The above findings, from a national study, are not generalisable to specific communities in SA because of urban-rural, provincial, population group and other differences. These data should therefore not be used to estimate the hypertension prevalence and patterns in the mixed-ancestry population of Cape Town, for which there is a dearth of recent information. Determining accurate hypertension prevalence and patterns at a local level is necessary to allocate healthcare resources optimally and appropriately and develop cost-effective therapeutic strategies and programmes for that community.

The objective of this study was therefore to investigate the temporal changes in absolute BP levels and hypertension prevalence from 2008/09 to 2014/16 in the mixed-ancestry population of Bellville South, a suburb of Cape Town, Western Cape Province, SA.

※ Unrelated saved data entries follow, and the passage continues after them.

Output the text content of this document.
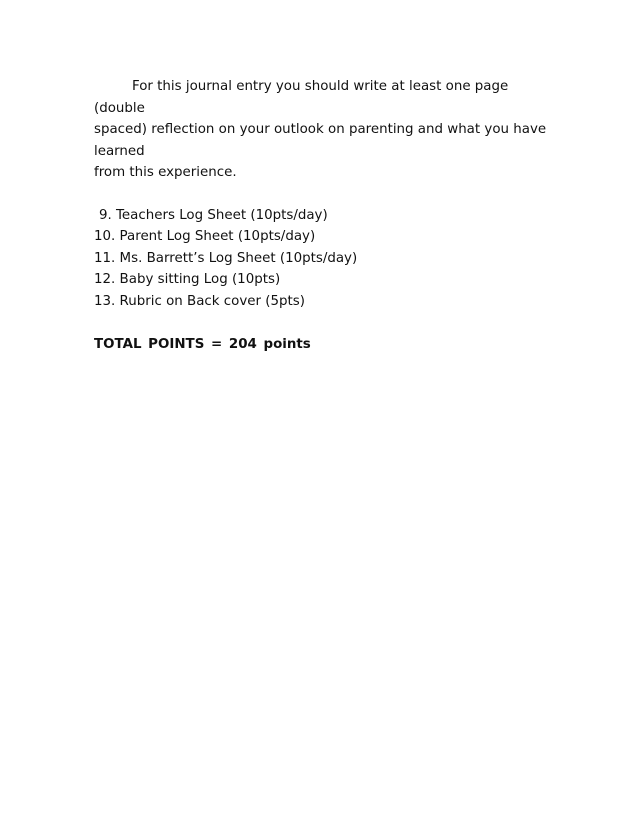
For this journal entry you should write at least one page (double
spaced) reflection on your outlook on parenting and what you have learned
from this experience.

9. Teachers Log Sheet (10pts/day)
10. Parent Log Sheet (10pts/day)
11. Ms. Barrett’s Log Sheet (10pts/day)
12. Baby sitting Log (10pts)
13. Rubric on Back cover (5pts)

TOTAL POINTS = 204 points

Study population and sampling procedure

The present study was a comparison of two independent cross-sectional studies conducted in 2008/09 and 2014/16 in the predominantly mixed-ancestry population of Bellville South. The mixed-ancestry population, also known as coloured, has 32 - 43% Khoisan (indigenous South Africans), 20 - 36% Bantu-speaking African, 21 - 28% European and 9 - 11% Asian ancestry and is unique to SA.[8] Bellville South township (i.e. underdeveloped urban area) is located in the northern suburbs of Cape Town and was founded in the late 1950s. The initial study was conducted in >18-year-old residents and the second study in >20-year-olds, using randomised street selection. Trained fieldworkers approached every dwelling in the selected streets and invited all potential individuals from each household who fulfilled the inclusion criteria to participate. If there was no answer, the recruiters would make a note and then move to the next house, making it difficult to determine the number of non-responders in both studies. During the 2008/09 survey, 946 subjects were recruited, as previously described by Zemlin et al.,[9] and during the 2014/16 survey an additional 1 989 subjects were recruited. Consenting individuals living in Bellville South, of mixed ancestry, >20 years of age and neither bedridden nor pregnant, were included.

Ethics approval and consent to participate

Ethics approval for the 2008/09 and 2014/16 studies was obtained from the Cape Peninsula University of Technology (ref. nos CPUT/ HW-REC 2008/002 and CPUT/HW-REC 2015/H01, respectively), while ethics approval for the present study was obtained from the University of Cape Town Human Research Ethics Committee (ref. no. 442/2016). Permission to conduct the analysis was granted by the City of Cape Town and community management. All participants had provided written informed consent.

Data collection

Trained research personnel administered questionnaires and collected clinical and biochemical measurements at a designated research site. Anthropometric measurements, including weight, height, and hip and waist circumferences, were obtained using standardised techniques as prescribed by the WHO.[10] Each measurement was taken three times and then averaged. Registered nurses measured the participants' BPs, using electronic BP monitors; BP readings were taken three times at 3-minute intervals,[10] and the lowest systolic BP (SBP) and corresponding diastolic BP (DBP) readings were used. Participants with no history of clinically diagnosed diabetes mellitus underwent a 75 g oral glucose tolerance test (OGTT) as recommended by the WHO.[11]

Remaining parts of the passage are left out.